On 02/06/2010 08:28, "Jiang, Yunhong" <yunhong.jiang@intel.com> wrote:

>> Which xen-unstable changeset are you testing? All timers should be
>> automatically migrated off a dead CPU and onto CPU0 by changeset 21424. Is
>> that not working okay for you?
> 
> We are testing on 21492.
> 
> After more investigation, the root cause is the periodic_timer is stopped
> before take_cpu_down (in schedule()), so that it is not covred by 21424.
> When v->periodic_period ==0, next vcpu's p_timer is not updated by the
> schedule(), thus, later in next schedule round, it will cause trouble for
> stop_timer().
> 
> With following small patch, it works, but I'm not sure if this is good
> solution.

I forgot about inactive timers in c/s 21424. Hm, I will fix this in the
timer subsystem and get back to you.

 -- Keir

^ permalink raw reply	[flat|nested] 19+ messages in thread

* RE: Biweekly VMX status report.

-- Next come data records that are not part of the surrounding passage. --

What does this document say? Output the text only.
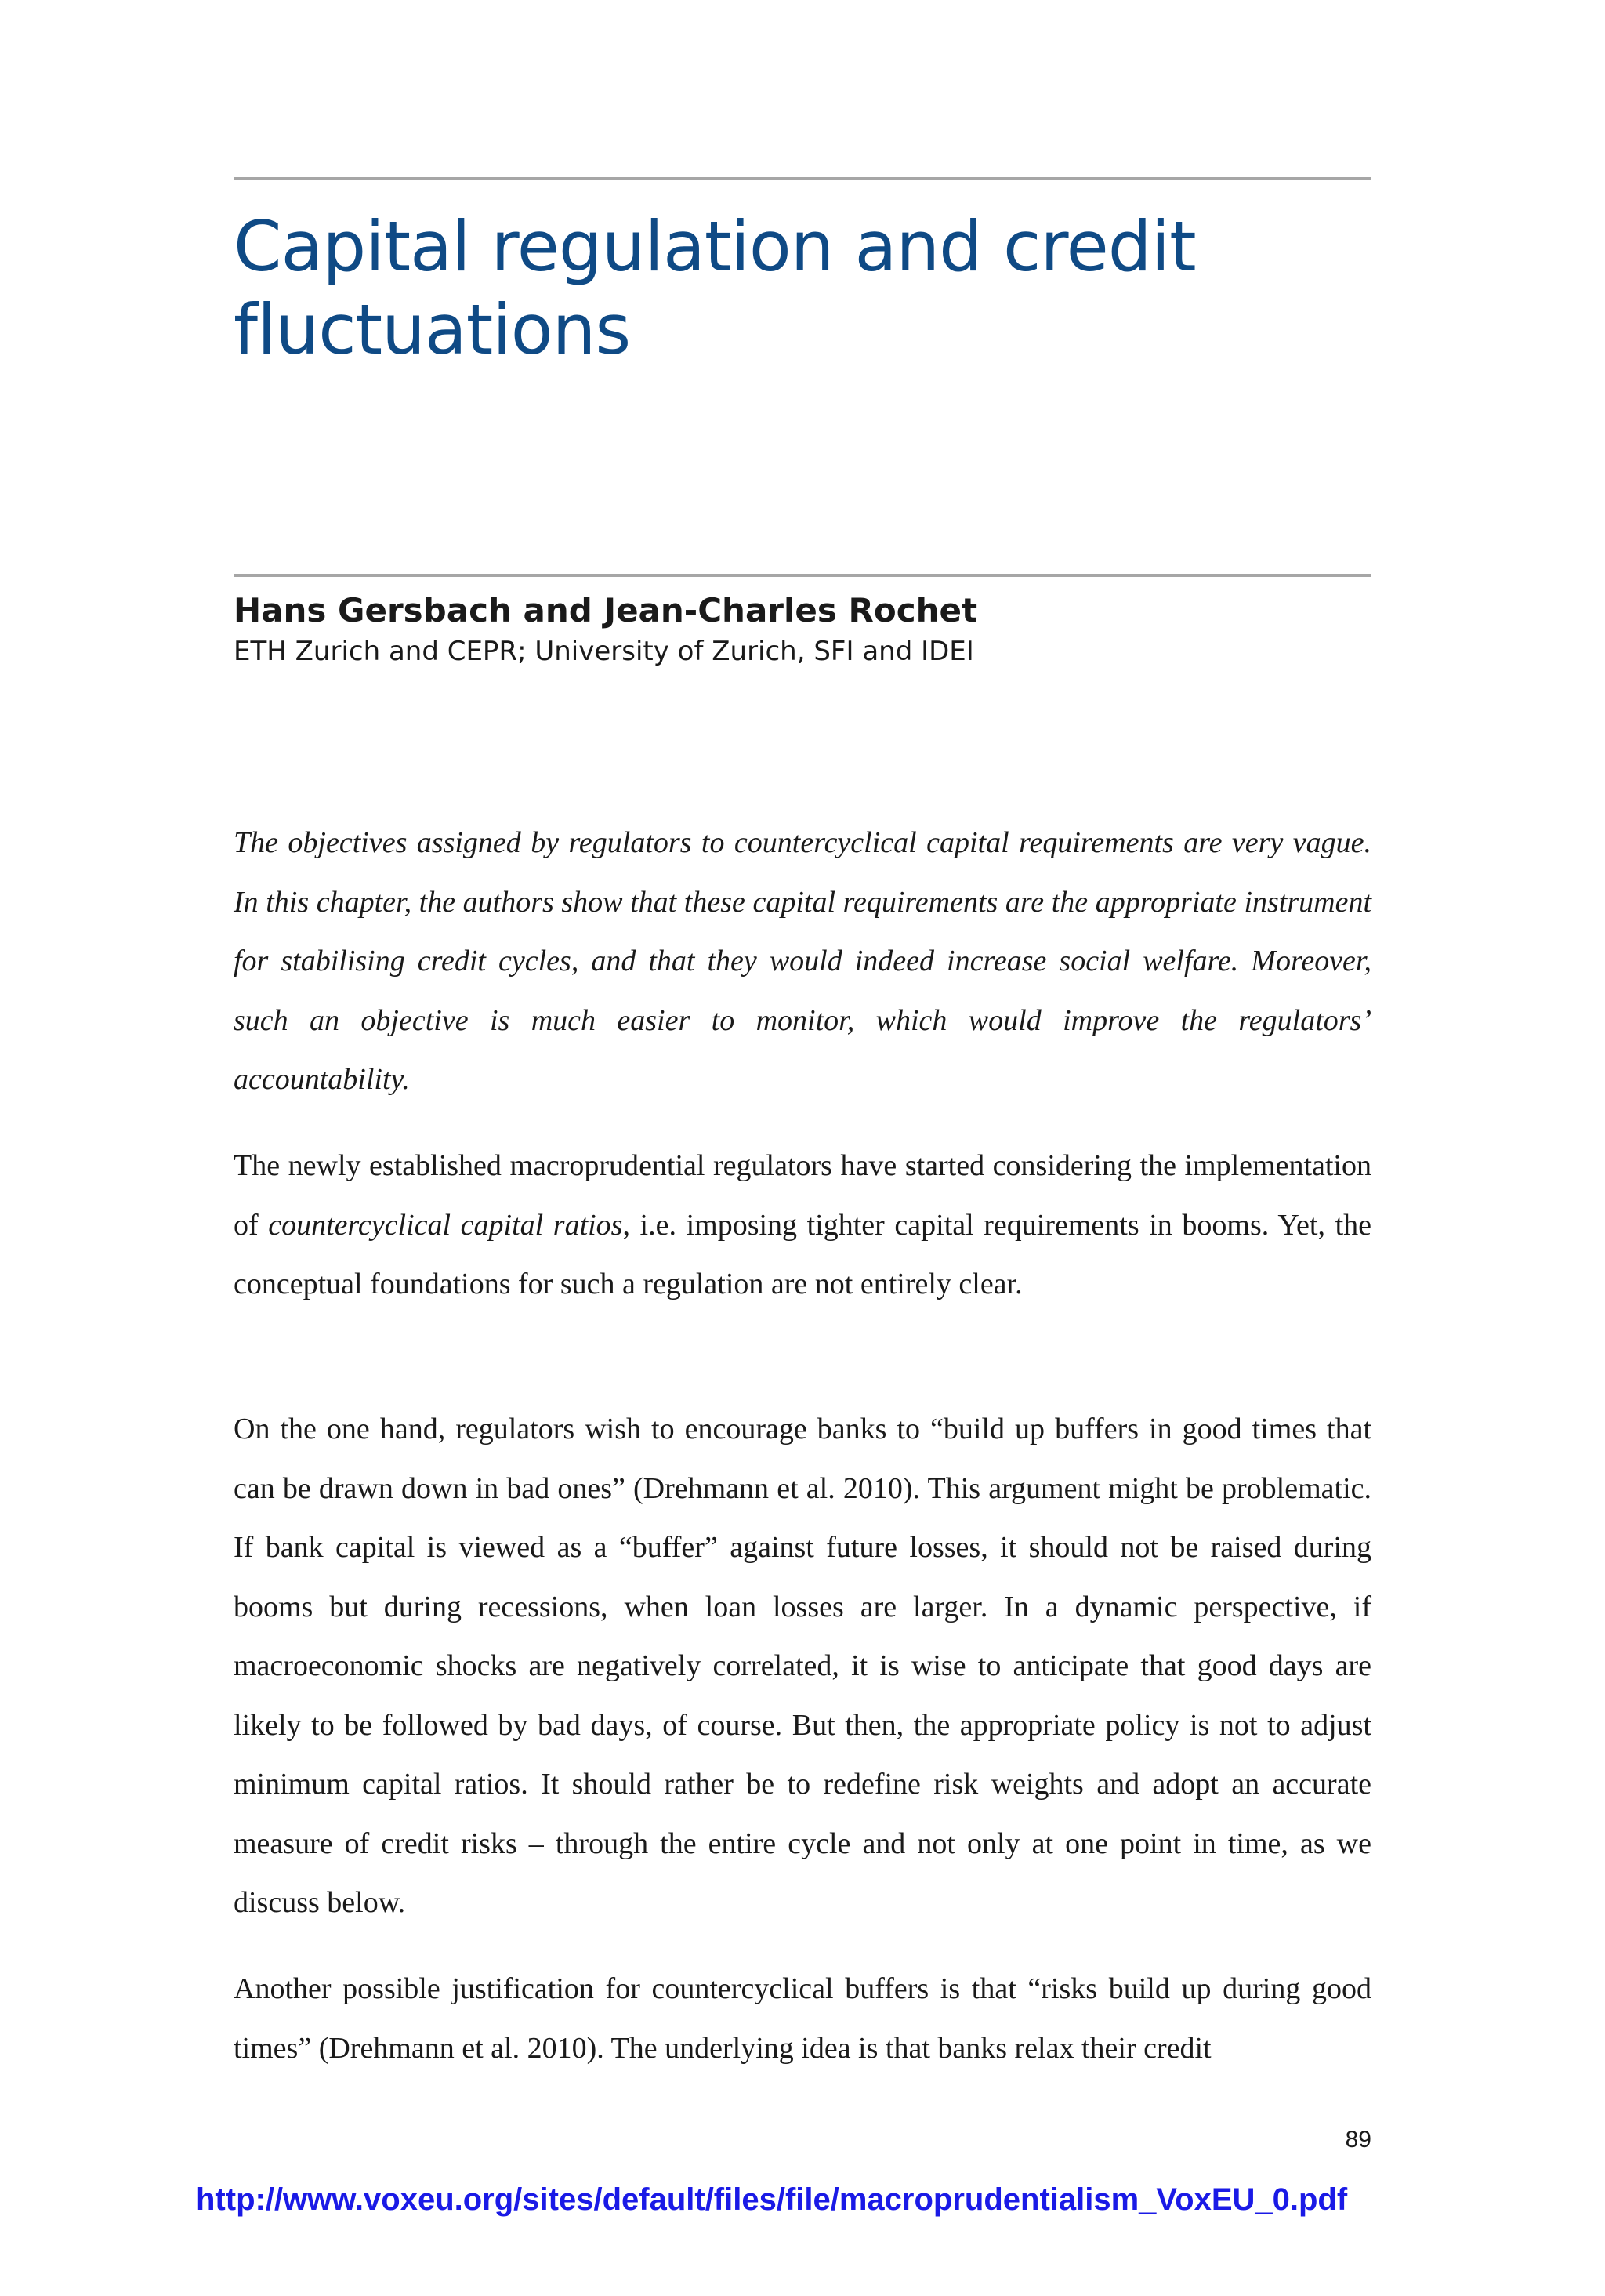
Capital regulation and credit fluctuations

Hans Gersbach and Jean-Charles Rochet

ETH Zurich and CEPR; University of Zurich, SFI and IDEI

The objectives assigned by regulators to countercyclical capital requirements are very vague. In this chapter, the authors show that these capital requirements are the appropriate instrument for stabilising credit cycles, and that they would indeed increase social welfare. Moreover, such an objective is much easier to monitor, which would improve the regulators’ accountability.

The newly established macroprudential regulators have started considering the implementation of countercyclical capital ratios, i.e. imposing tighter capital requirements in booms. Yet, the conceptual foundations for such a regulation are not entirely clear.

On the one hand, regulators wish to encourage banks to “build up buffers in good times that can be drawn down in bad ones” (Drehmann et al. 2010). This argument might be problematic. If bank capital is viewed as a “buffer” against future losses, it should not be raised during booms but during recessions, when loan losses are larger. In a dynamic perspective, if macroeconomic shocks are negatively correlated, it is wise to anticipate that good days are likely to be followed by bad days, of course. But then, the appropriate policy is not to adjust minimum capital ratios. It should rather be to redefine risk weights and adopt an accurate measure of credit risks – through the entire cycle and not only at one point in time, as we discuss below.

Another possible justification for countercyclical buffers is that “risks build up during good times” (Drehmann et al. 2010). The underlying idea is that banks relax their credit

89

http://www.voxeu.org/sites/default/files/file/macroprudentialism_VoxEU_0.pdf
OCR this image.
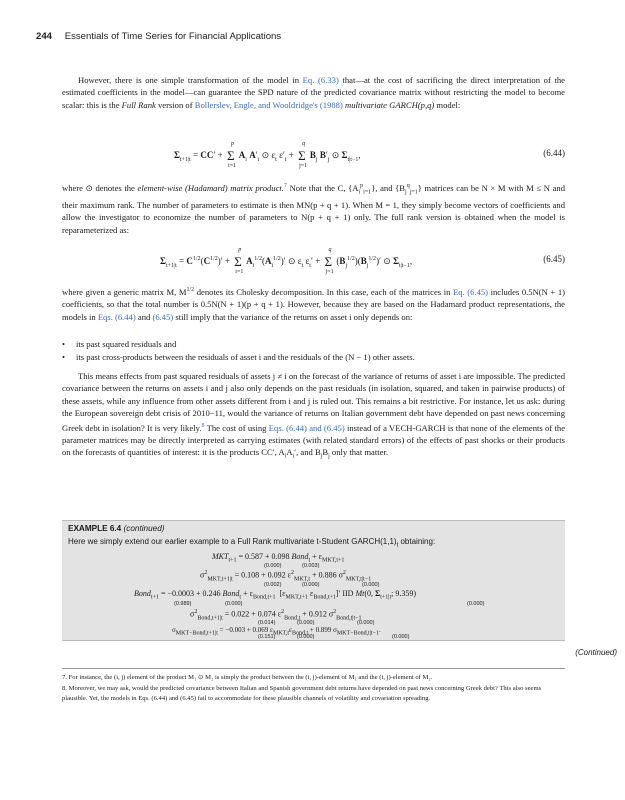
244 Essentials of Time Series for Financial Applications
However, there is one simple transformation of the model in Eq. (6.33) that—at the cost of sacrificing the direct interpretation of the estimated coefficients in the model—can guarantee the SPD nature of the predicted covariance matrix without restricting the model to become scalar: this is the Full Rank version of Bollerslev, Engle, and Wooldridge's (1988) multivariate GARCH(p,q) model:
$\Sigma_{t+1|t} = CC' + \Sigma$
p
i=1
$A_i$ $A'_i$ ⊙ $\varepsilon_t$ $\varepsilon'_t + \Sigma$
q
j=1
$B_j$ $B'_j$ ⊙ $\Sigma_{t|t-1}$,	(6.44)
where ⊙ denotes the element-wise (Hadamard) matrix product.$^7$ Note that the C, $\{A_i^p_{i=1}\}$, and $\{B_j^q_{j=1}\}$ matrices can be N × M with M ≤ N and their maximum rank. The number of parameters to estimate is then MN(p + q + 1). When M = 1, they simply become vectors of coefficients and allow the investigator to economize the number of parameters to N(p + q + 1) only. The full rank version is obtained when the model is reparameterized as:
$\Sigma_{t+1|t} = C^{1/2}(C^{1/2})' + \Sigma$
p
i=1
$A_i^{1/2}(A_i^{1/2})'$ ⊙ $\varepsilon_t$ $\varepsilon_t' + \Sigma$
q
j=1
$(B_j^{1/2})(B_j^{1/2})'$ ⊙ $\Sigma_{t|t-1}$,	(6.45)
where given a generic matrix M, $M^{1/2}$ denotes its Cholesky decomposition. In this case, each of the matrices in Eq. (6.45) includes 0.5N(N + 1) coefficients, so that the total number is 0.5N(N + 1)(p + q + 1). However, because they are based on the Hadamard product representations, the models in Eqs. (6.44) and (6.45) still imply that the variance of the returns on asset i only depends on:
• its past squared residuals and
• its past cross-products between the residuals of asset i and the residuals of the (N − 1) other assets.
This means effects from past squared residuals of assets j ≠ i on the forecast of the variance of returns of asset i are impossible. The predicted covariance between the returns on assets i and j also only depends on the past residuals (in isolation, squared, and taken in pairwise products) of these assets, while any influence from other assets different from i and j is ruled out. This remains a bit restrictive. For instance, let us ask: during the European sovereign debt crisis of 2010−11, would the variance of returns on Italian government debt have depended on past news concerning Greek debt in isolation? It is very likely.$^8$ The cost of using Eqs. (6.44) and (6.45) instead of a VECH-GARCH is that none of the elements of the parameter matrices may be directly interpreted as carrying estimates (with related standard errors) of the effects of past shocks or their products on the forecasts of quantities of interest: it is the products CC′, $A_iA_i'$, and $B_jB_j$ only that matter.
EXAMPLE 6.4 (continued)
Here we simply extend our earlier example to a Full Rank multivariate t-Student $GARCH(1,1)_t$ obtaining:
$MKT_{t+1} = 0.587 + 0.098$ Bond$_t$ + $\varepsilon_{MKT,t+1}$
(0.000)	(0.003)
$\sigma^2_{MKT,t+1|t} = 0.108 + 0.092$ $\varepsilon^2_{MKT,t} + 0.886$ $\sigma^2_{MKT,t|t-1}$
(0.002)	(0.000)	(0.000)
Bond$_{t+1}$ = −0.0003 + 0.246 Bond$_t$ + $\varepsilon_{Bond,t+1}$  [$\varepsilon_{MKT,t+1}$ $\varepsilon_{Bond,t+1}]'$ IID Mt(0, $\Sigma_{t+1|t}$; 9.359)
(0.989)	(0.000)	(0.000)
$\sigma^2_{Bond,t+1|t} = 0.022 + 0.074$ $\varepsilon^2_{Bond,t} + 0.912$ $\sigma^2_{Bond,t|t-1}$
(0.014)	(0.000)	(0.000)
$\sigma_{MKT-Bond,t+1|t} = -0.003 + 0.069$ $\varepsilon_{MKT,t}\varepsilon_{Bond,t} + 0.899$ $\sigma_{MKT-Bond,t|t-1}$.
(0.151)	(0.000)	(0.000)
(Continued)
7. For instance, the (i, j) element of the product M₁ ⊙ M₂ is simply the product between the (i, j)-element of M₁ and the (i, j)-element of M₂.
8. Moreover, we may ask, would the predicted covariance between Italian and Spanish government debt returns have depended on past news concerning Greek debt? This also seems plausible. Yet, the models in Eqs. (6.44) and (6.45) fail to accommodate for these plausible channels of volatility and covariation spreading.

Xen: #21438 & Xen0: #a3e7c7...
  2010-06-02  8:01               ` Keir Fraser
@ 2010-06-02  8:49                 ` Jiang, Yunhong
  2010-06-02  9:24                 ` Jiang, Yunhong
  2010-06-02 12:14                 ` Keir Fraser
  2 siblings, 0 replies; 19+ messages in thread
From: Jiang, Yunhong @ 2010-06-02  8:49 UTC (permalink / raw)
  To: Keir Fraser, Xu, Jiajun, xen-devel


>
>I forgot about inactive timers in c/s 21424. Hm, I will fix this in the
>timer subsystem and get back to you.
>
> -- Keir

Thanks!
--jyh

^ permalink raw reply	[flat|nested] 19+ messages in thread

* RE: Biweekly VMX status report. Xen: #21438 & Xen0: #a3e7c7...
  2010-06-02  8:01               ` Keir Fraser
  2010-06-02  8:49                 ` Jiang, Yunhong
@ 2010-06-02  9:24                 ` Jiang, Yunhong
  2010-06-02  9:41                   ` Keir Fraser
  2010-06-02 12:14                 ` Keir Fraser
  2 siblings, 1 reply; 19+ messages in thread
From: Jiang, Yunhong @ 2010-06-02  9:24 UTC (permalink / raw)
  To: Keir Fraser, Xu, Jiajun, xen-devel

BTW, I get following failure after loop cpu o*l for about 95 times. 

(XEN) Xen call trace:
(XEN)    [<ffff82c48014b3e9>] clear_page_sse2+0x9/0x30
(XEN)    [<ffff82c4801b9922>] vmx_cpu_up_prepare+0x43/0x88
(XEN)    [<ffff82c4801a13fa>] cpu_callback+0x4a/0x94
(XEN)    [<ffff82c480112d95>] notifier_call_chain+0x68/0x84
(XEN)    [<ffff82c480100e5b>] cpu_up+0x7b/0x12f
(XEN)    [<ffff82c480173b7d>] arch_do_sysctl+0x770/0x833
(XEN)    [<ffff82c480121672>] do_sysctl+0x992/0x9ec
(XEN)    [<ffff82c4801fa3cf>] syscall_enter+0xef/0x149
(XEN)
(XEN) Pagetable walk from ffff83022fe1d000:
(XEN)  L4[0x106] = 00000000cfc8d027 5555555555555555
(XEN)  L3[0x008] = 00000000cfef9063 5555555555555555
(XEN)  L2[0x17f] = 000000022ff2a063 5555555555555555
(XEN)  L1[0x01d] = 000000022fe1d262 5555555555555555

I really can't imagine how this can happen considering the vmx_alloc_vmcs() is so straight-forward. My test machine is really magic.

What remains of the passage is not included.